In Frankreich ist die Zivilgesellschaft untrennbar mit der Diskussion um das Konzept der "economie sociale" verbunden und betont ökonomische Aspekte, die mit Vorstellungen von sozialer Partizipation und Solidarität verbunden werden. In Schweden findet sich das Modell demokratisch konstituierter Mitgliedsorganisationen, die auf breiten sozialen Bewegungen basieren. Der zivilgesellschaftliche Schwerpunkt liegt dabei auf sozialer Partizipation und öffentlicher Teilhabe, weniger auf wohlfahrtsstaatlichen Dienstleistungen. In Großbritannien schließlich gilt weiterhin die Tradition privater Wohltätigkeit (charity) und des freiwilligen Engagements (volunteering). Sie konstituieren eine Sphäre von philanthropischen Einrichtungen einerseits und individueller sozialer Verantwortung andererseits, die für das öffentliche Wohl parallel zum System staatlicher Leistungen eine zunehmend wichtige Rolle spielen.

Neben nationalen Traditionen gilt es interne Differenzierungen in den europäischen Mitgliedsstaaten mit zu berücksichtigen, da diese eng mit der Unabhängigkeit und dem demokratischen Potential der Zivilgesellschaft verbunden sind. In einigen Ländern, so in Deutschland, Frankreich oder den Niederlanden, werden zivilgesellschaftliche Organisationen häufig und zum Teil erheblich durch staatliche Subventionen und Leistungsverträge unterstützt, so bei sozialen Diensten, im kulturellen Bereich, Umweltschutz oder auch in der Entwicklungszusammenarbeit. In Großbritannien, Irland und den osteuropäischen Staaten herrscht hingegen eine größere Marktorientierung vor, da selbsterwirtschaften Mitteln in der Finanzierung eine weitaus größere Bedeutung zukommt. So stellt sich einerseits die Frage, inwieweit zivilgesellschaftliche Organisationen ihrer ausgleichenden Funktion - wie von Gellner und Keane beschrieben - gerecht werden können, wenn sie zu sehr von staatlichen Mitteln abhängig sind. Andererseits stellt sich die Frage, ob nicht Abhängigkeiten von Markteinkommen die Unabhängigkeit ebenso beschneiden können.

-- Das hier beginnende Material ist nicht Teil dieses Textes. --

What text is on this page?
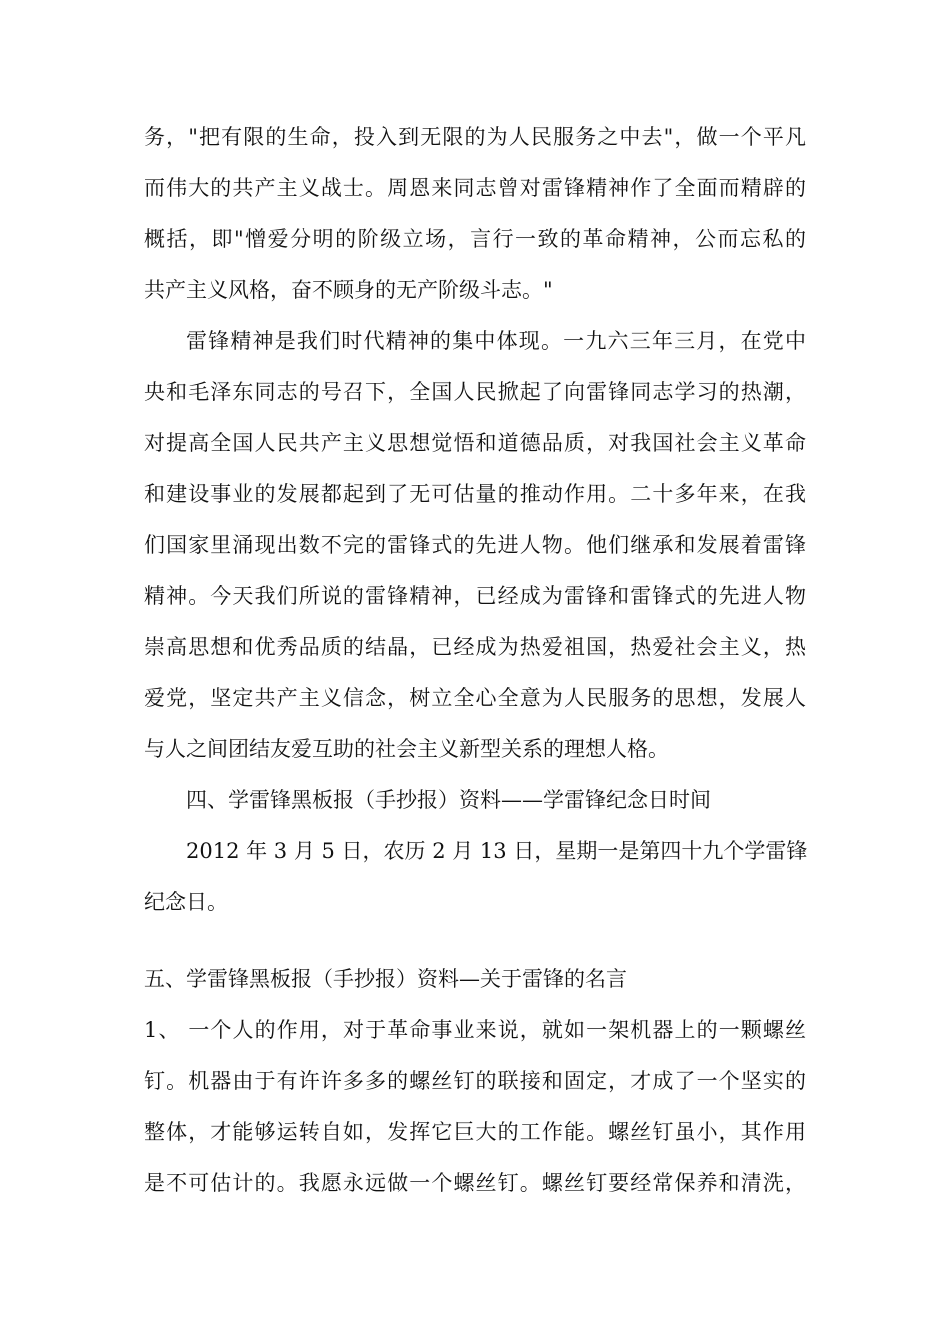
务，"把有限的生命，投入到无限的为人民服务之中去"，做一个平凡
而伟大的共产主义战士。周恩来同志曾对雷锋精神作了全面而精辟的
概括，即"憎爱分明的阶级立场，言行一致的革命精神，公而忘私的
共产主义风格，奋不顾身的无产阶级斗志。"
雷锋精神是我们时代精神的集中体现。一九六三年三月，在党中
央和毛泽东同志的号召下，全国人民掀起了向雷锋同志学习的热潮，
对提高全国人民共产主义思想觉悟和道德品质，对我国社会主义革命
和建设事业的发展都起到了无可估量的推动作用。二十多年来，在我
们国家里涌现出数不完的雷锋式的先进人物。他们继承和发展着雷锋
精神。今天我们所说的雷锋精神，已经成为雷锋和雷锋式的先进人物
崇高思想和优秀品质的结晶，已经成为热爱祖国，热爱社会主义，热
爱党，坚定共产主义信念，树立全心全意为人民服务的思想，发展人
与人之间团结友爱互助的社会主义新型关系的理想人格。
四、学雷锋黑板报（手抄报）资料——学雷锋纪念日时间
2012 年 3 月 5 日，农历 2 月 13 日，星期一是第四十九个学雷锋
纪念日。
五、学雷锋黑板报（手抄报）资料—关于雷锋的名言
1、 一个人的作用，对于革命事业来说，就如一架机器上的一颗螺丝
钉。机器由于有许许多多的螺丝钉的联接和固定，才成了一个坚实的
整体，才能够运转自如，发挥它巨大的工作能。螺丝钉虽小，其作用
是不可估计的。我愿永远做一个螺丝钉。螺丝钉要经常保养和清洗，
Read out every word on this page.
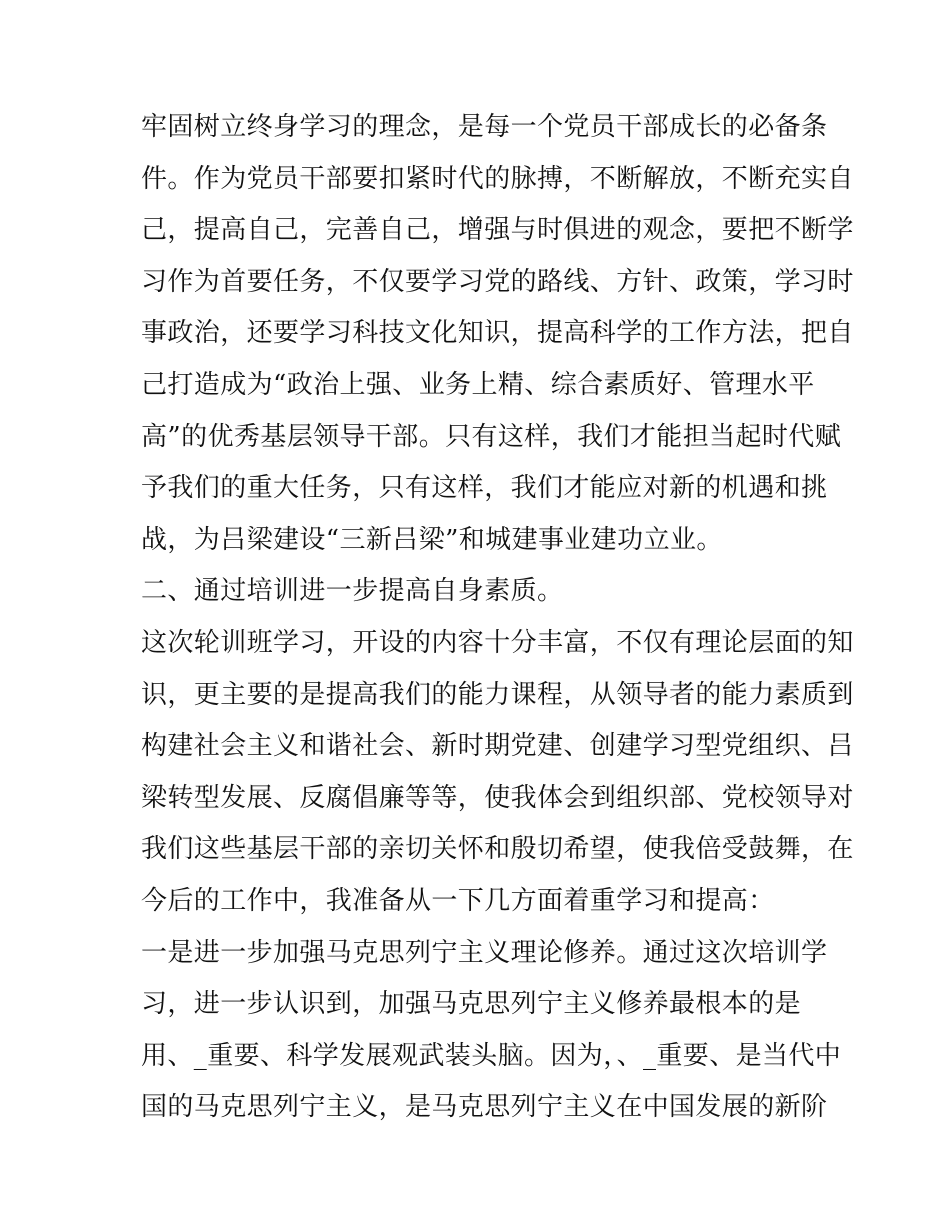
牢固树立终身学习的理念，是每一个党员干部成长的必备条
件。作为党员干部要扣紧时代的脉搏，不断解放，不断充实自
己，提高自己，完善自己，增强与时俱进的观念，要把不断学
习作为首要任务，不仅要学习党的路线、方针、政策，学习时
事政治，还要学习科技文化知识，提高科学的工作方法，把自
己打造成为“政治上强、业务上精、综合素质好、管理水平
高”的优秀基层领导干部。只有这样，我们才能担当起时代赋
予我们的重大任务，只有这样，我们才能应对新的机遇和挑
战，为吕梁建设“三新吕梁”和城建事业建功立业。
二、通过培训进一步提高自身素质。
这次轮训班学习，开设的内容十分丰富，不仅有理论层面的知
识，更主要的是提高我们的能力课程，从领导者的能力素质到
构建社会主义和谐社会、新时期党建、创建学习型党组织、吕
梁转型发展、反腐倡廉等等，使我体会到组织部、党校领导对
我们这些基层干部的亲切关怀和殷切希望，使我倍受鼓舞，在
今后的工作中，我准备从一下几方面着重学习和提高：
一是进一步加强马克思列宁主义理论修养。通过这次培训学
习，进一步认识到，加强马克思列宁主义修养最根本的是
用、_重要、科学发展观武装头脑。因为，、_重要、是当代中
国的马克思列宁主义，是马克思列宁主义在中国发展的新阶
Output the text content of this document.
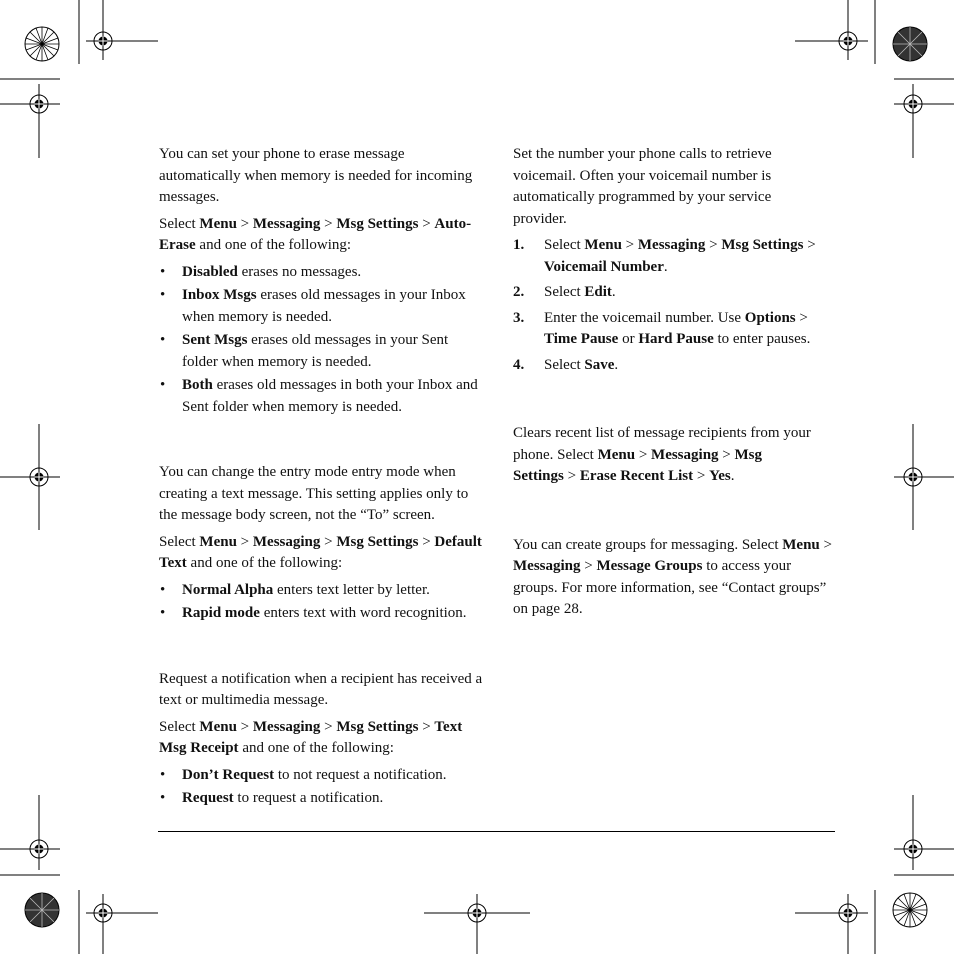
You can set your phone to erase message automatically when memory is needed for incoming messages.

Select Menu > Messaging > Msg Settings > Auto-Erase and one of the following:

• Disabled erases no messages.
• Inbox Msgs erases old messages in your Inbox when memory is needed.
• Sent Msgs erases old messages in your Sent folder when memory is needed.
• Both erases old messages in both your Inbox and Sent folder when memory is needed.

You can change the entry mode entry mode when creating a text message. This setting applies only to the message body screen, not the “To” screen.

Select Menu > Messaging > Msg Settings > Default Text and one of the following:

• Normal Alpha enters text letter by letter.
• Rapid mode enters text with word recognition.

Request a notification when a recipient has received a text or multimedia message.

Select Menu > Messaging > Msg Settings > Text Msg Receipt and one of the following:

• Don’t Request to not request a notification.
• Request to request a notification.

Set the number your phone calls to retrieve voicemail. Often your voicemail number is automatically programmed by your service provider.

1. Select Menu > Messaging > Msg Settings > Voicemail Number.
2. Select Edit.
3. Enter the voicemail number. Use Options > Time Pause or Hard Pause to enter pauses.
4. Select Save.

Clears recent list of message recipients from your phone. Select Menu > Messaging > Msg Settings > Erase Recent List > Yes.

You can create groups for messaging. Select Menu > Messaging > Message Groups to access your groups. For more information, see “Contact groups” on page 28.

Zivilgesellschaft ist Teil einer liberal-demokratischen Ordnung. Dies bedeutet aber nicht, dass alle Organisationen der Zivilgesellschaft demokratisch konstituiert sein müssen. Vereine sind in ihrer Governance einer internen demokratischen Verfasstheit am nächsten, da Vorstände von den Mitgliedern gewählt und ihnen gegenüber verantwortlich sind. Gemeinnützige Kapitalgesellschaften hingegen, wie die in Deutschland geläufige gGMBH, sind nach Kapital- und Risikoanteilen strukturiert. Stiftungen wiederum haben keine Organe, die eine interne demokratische Beteiligung oder Willensbildung vorsehen. Gleichwohl können Stiftungen durch ihre Fördermaßnahmen im In- und Ausland Demokratie unterstützen und entsprechende Programme durchführen. Transparenz ist dabei ein wichtiger legitimitätsstiftender Erfolgsfaktor.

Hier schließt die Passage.